Perang di Gaza telah memicu bencana kemanusiaan yang menyebabkan kekurangan bahan pokok. Beberapa yang paling terdampaknya adalah bayi, anak-anak, dan orangtua mereka, yang mana popok dan susu formula sulit didapat atau harganya melonjak hingga tidak terjangkau.

2 dari 4 halaman

Pengiriman Bantuan yang Terhambat

Penderitaan mereka semakin rumit karena pengiriman bantuan yang terhambat pembatasan Israel dan pertempuran yang tiada henti. Pengungsi Palestina juga semakin terdesak ke wilayah yang kian sempit, sehingga memicu wabah penyakit, yang mana anak-anak kekurangan gizi sangat rentan terdampak.

PBB mengatakan, penduduk Gaza berada dalam risiko kelaparan, dan seperempat penduduknya sudah kelaparan. Bagi warga Palestina yang mengalami kondisi yang semakin mengerikan, tindakan paling mendasar, seperti mengganti popok anak, telah jadi sebuah kemewahan yang membutuhkan pengorbanan.

"Saya menjual makanan anak-anak saya agar bisa membeli popok," kata Raafat Abu Wardeh, yang memiliki dua anak yang memakai popok.

Bantuan tidak menjangkau semua orang, dan kekurangan bahan pokok telah menyebabkan harga meroket. Dengan hancurnya perekonomian Gaza, hanya sedikit warga Palestina yang memiliki pendapatan tetap dan sebagian besar menghabiskan tabungan mereka atau hidup dari bantuan.

Di kios-kios darurat, anak-anak yang lebih besar bekerja sebagai pedagang asongan, menjual popok satuan dengan harga tiga hingga lima shekel (sekitarRp13 ribu--Rp21 ribu) atau satu bungkus dengan harga hingga 170 shekel (sekitar Rp723 ribu). Sebungkus popok sebelum perang berharga 12 shekel sekitar Rp51 ribu).

3 dari 4 halaman

Penyebaran Penyakit

"Harga popok sangat tidak masuk akal," kata Anis al-Zein, yang membelinya di sepanjang jalan di pusat Deir al-Balah dan tidak memiliki hubungan keluarga dengan Zainab. "Seorang anak membuat Anda mengeluarkan uang 20 shekel (sekitar Rp85 ribu) sehari."

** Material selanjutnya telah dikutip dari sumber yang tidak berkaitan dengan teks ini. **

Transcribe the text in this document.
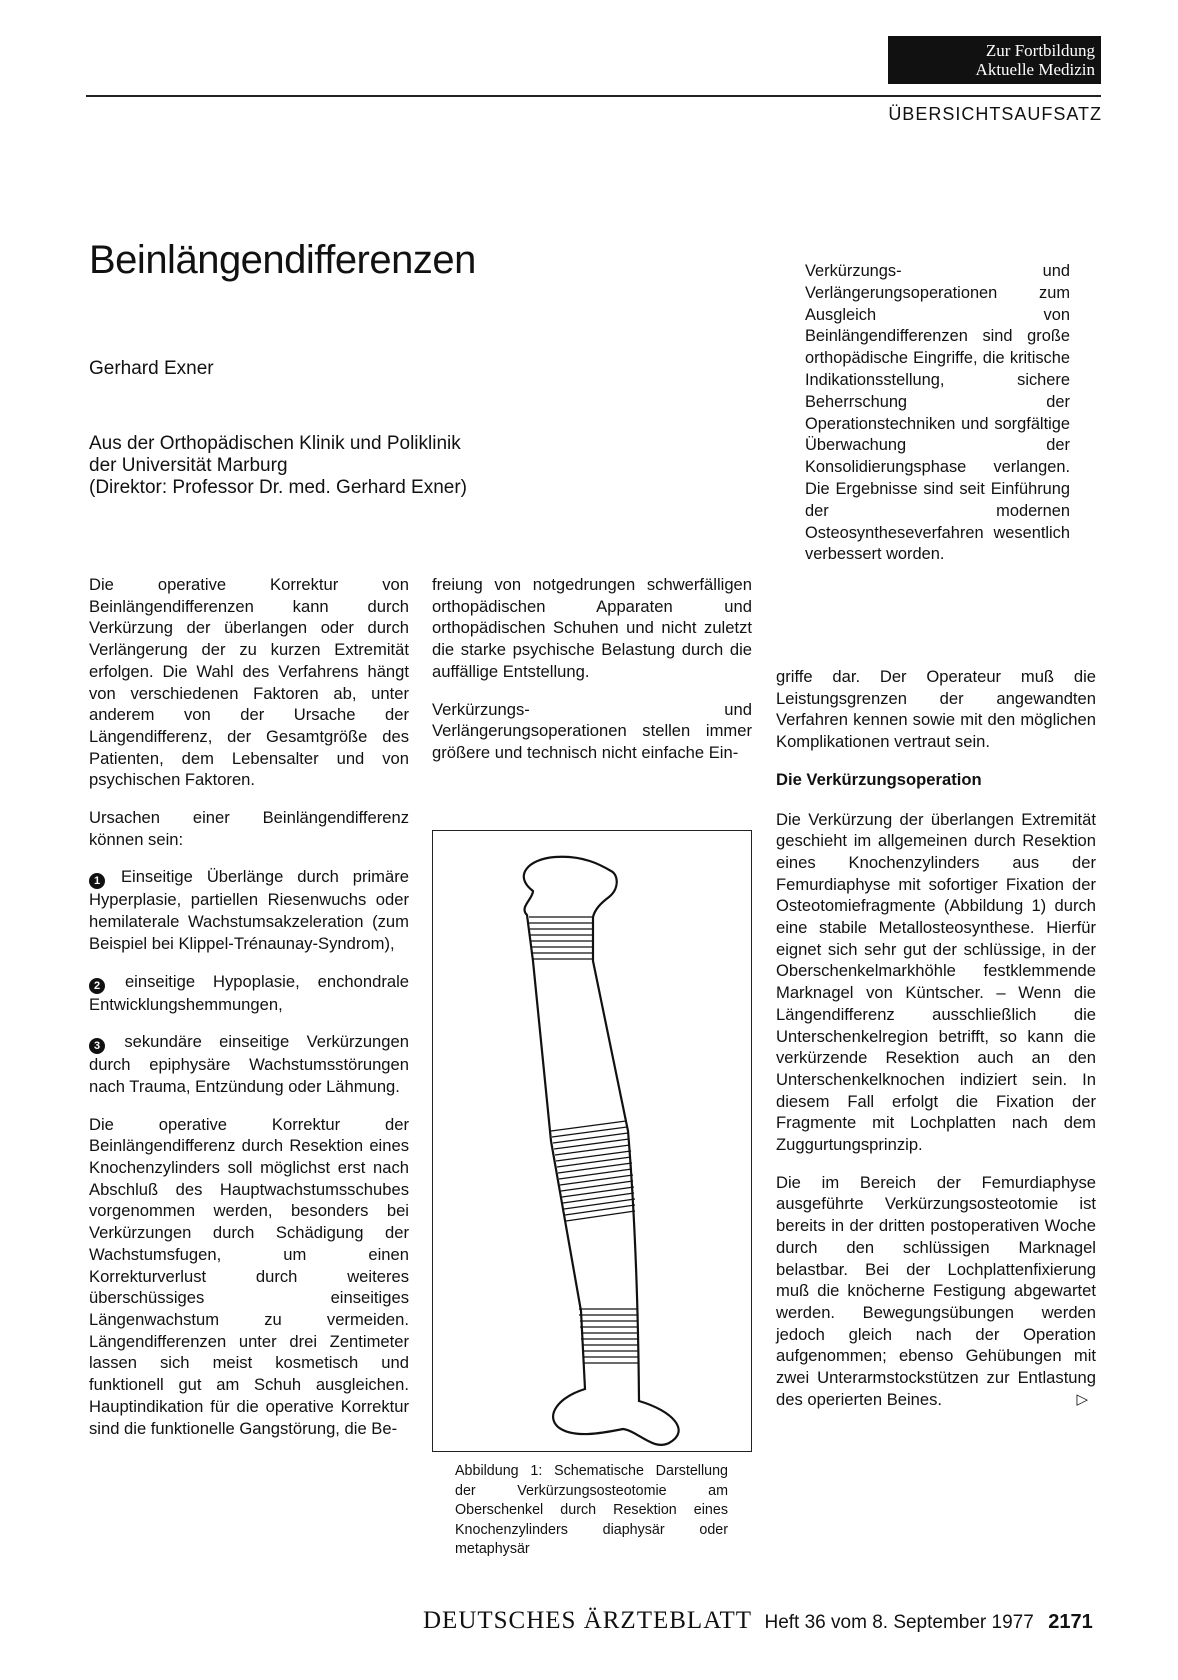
Zur Fortbildung
Aktuelle Medizin
ÜBERSICHTSAUFSATZ
Beinlängendifferenzen
Gerhard Exner
Aus der Orthopädischen Klinik und Poliklinik
der Universität Marburg
(Direktor: Professor Dr. med. Gerhard Exner)

Verkürzungs- und Verlängerungsoperationen zum Ausgleich von Beinlängendifferenzen sind große orthopädische Eingriffe, die kritische Indikationsstellung, sichere Beherrschung der Operationstechniken und sorgfältige Überwachung der Konsolidierungsphase verlangen. Die Ergebnisse sind seit Einführung der modernen Osteosyntheseverfahren wesentlich verbessert worden.

Die operative Korrektur von Beinlängendifferenzen kann durch Verkürzung der überlangen oder durch Verlängerung der zu kurzen Extremität erfolgen. Die Wahl des Verfahrens hängt von verschiedenen Faktoren ab, unter anderem von der Ursache der Längendifferenz, der Gesamtgröße des Patienten, dem Lebensalter und von psychischen Faktoren.

Ursachen einer Beinlängendifferenz können sein:

1 Einseitige Überlänge durch primäre Hyperplasie, partiellen Riesenwuchs oder hemilaterale Wachstumsakzeleration (zum Beispiel bei Klippel-Trénaunay-Syndrom),

2 einseitige Hypoplasie, enchondrale Entwicklungshemmungen,

3 sekundäre einseitige Verkürzungen durch epiphysäre Wachstumsstörungen nach Trauma, Entzündung oder Lähmung.

Die operative Korrektur der Beinlängendifferenz durch Resektion eines Knochenzylinders soll möglichst erst nach Abschluß des Hauptwachstumsschubes vorgenommen werden, besonders bei Verkürzungen durch Schädigung der Wachstumsfugen, um einen Korrekturverlust durch weiteres überschüssiges einseitiges Längenwachstum zu vermeiden. Längendifferenzen unter drei Zentimeter lassen sich meist kosmetisch und funktionell gut am Schuh ausgleichen. Hauptindikation für die operative Korrektur sind die funktionelle Gangstörung, die Be-

freiung von notgedrungen schwerfälligen orthopädischen Apparaten und orthopädischen Schuhen und nicht zuletzt die starke psychische Belastung durch die auffällige Entstellung.

Verkürzungs- und Verlängerungsoperationen stellen immer größere und technisch nicht einfache Ein-

Abbildung 1: Schematische Darstellung der Verkürzungsosteotomie am Oberschenkel durch Resektion eines Knochenzylinders diaphysär oder metaphysär

griffe dar. Der Operateur muß die Leistungsgrenzen der angewandten Verfahren kennen sowie mit den möglichen Komplikationen vertraut sein.

Die Verkürzungsoperation

Die Verkürzung der überlangen Extremität geschieht im allgemeinen durch Resektion eines Knochenzylinders aus der Femurdiaphyse mit sofortiger Fixation der Osteotomiefragmente (Abbildung 1) durch eine stabile Metallosteosynthese. Hierfür eignet sich sehr gut der schlüssige, in der Oberschenkelmarkhöhle festklemmende Marknagel von Küntscher. – Wenn die Längendifferenz ausschließlich die Unterschenkelregion betrifft, so kann die verkürzende Resektion auch an den Unterschenkelknochen indiziert sein. In diesem Fall erfolgt die Fixation der Fragmente mit Lochplatten nach dem Zuggurtungsprinzip.

Die im Bereich der Femurdiaphyse ausgeführte Verkürzungsosteotomie ist bereits in der dritten postoperativen Woche durch den schlüssigen Marknagel belastbar. Bei der Lochplattenfixierung muß die knöcherne Festigung abgewartet werden. Bewegungsübungen werden jedoch gleich nach der Operation aufgenommen; ebenso Gehübungen mit zwei Unterarmstockstützen zur Entlastung des operierten Beines.	▷

DEUTSCHES ÄRZTEBLATT Heft 36 vom 8. September 1977 2171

"Apalagi dalam situasi buruk seperti ini, semua harga melambung tinggi dan tidak ada pendapatan bagi masyarakat. Bahkan tidak ada bantuan," imbuhnya.

Beberapa orangtua beralih menggunakan popok kain, namun popok tersebut perlu dicuci dengan air yang juga jarang ditemukan. Mohammed al-Khatib, manajer program lokal Bantuan Medis untuk Palestina yang berbasis di Inggris, mengatakan, beberapa orang terpaksa membeli popok yang lebih kecil dan merekatkannya.

Kurangnya produk segar, menjamurnya kedai makanan yang tidak diatur, dan cuaca dingin telah berkontribusi terhadap penyebaran penyakit, termasuk infeksi saluran pernapasan, ruam kulit, dan diare. "Saat ini musim dingin, dan anak-anak sering kali basah kuyup," kata al-Khatib.

Perang telah menimbulkan kehancuran tidak terbayangkan, dengan lebih dari 27 ribu warga Palestina tewas dan hampir 67 ribu orang terluka dalam serangan Israel, menurut pejabat kesehatan setempat.

4 dari 4 halaman

Kekurangan Gizi sampai Ancaman Kelaparan

Kurangnya popok telah menambah buruknya kondisi sanitasi bagi sekitar 1,7 juta pengungsi Palestina. UNICEF mengatakan minggu ini bahwa sebagian besar pengungsi hanya mendapat 1--2 liter air sehari untuk minum, memasak, dan mencuci.

Dikatakan bahwa diare kronis di kalangan anak-anak terus meningkat. UNICEF menyebut, pengiriman bantuan ke Gaza tidak memenuhi kebutuhan yang sangat besar.

Badan tersebut memperkirakan 20 ribu bayi hingga usia enam bulan membutuhkan susu formula, yang telah diberikan UNICEF bersama kebutuhan lain, termasuk popok dan uang tunai. "Ini masih jauh dari cukup untuk memenuhi kebutuhan anak-anak di Gaza," kata juru bicara UNICEF Ammar Ammar.

Kebutuhan bayi adalah bagian dari ancaman lebih luas terhadap 335 ribu anak di bawah usia lima tahun di Gaza, yang berisiko tinggi mengalami kekurangan gizi parah, kata UNICEF. "Bagi banyak keluarga di Gaza, ancaman kematian akibat kelaparan sudah kian nyata," kata Ammar.

Kantor kemanusiaan PBB mengatakan pada Rabu, 7 Februari 2024, pemeriksaan baru-baru ini menunjukkan bahwa hampir 10 persen anak-anak di bawah usia lima tahun menderita kekurangan gizi akut, peningkatan 12 kali lipat dibandingkan sebelum perang.

Angka ini bahkan lebih tinggi di Gaza utara, yang sebagian besar telah terputus dari bantuan selama berbulan-bulan.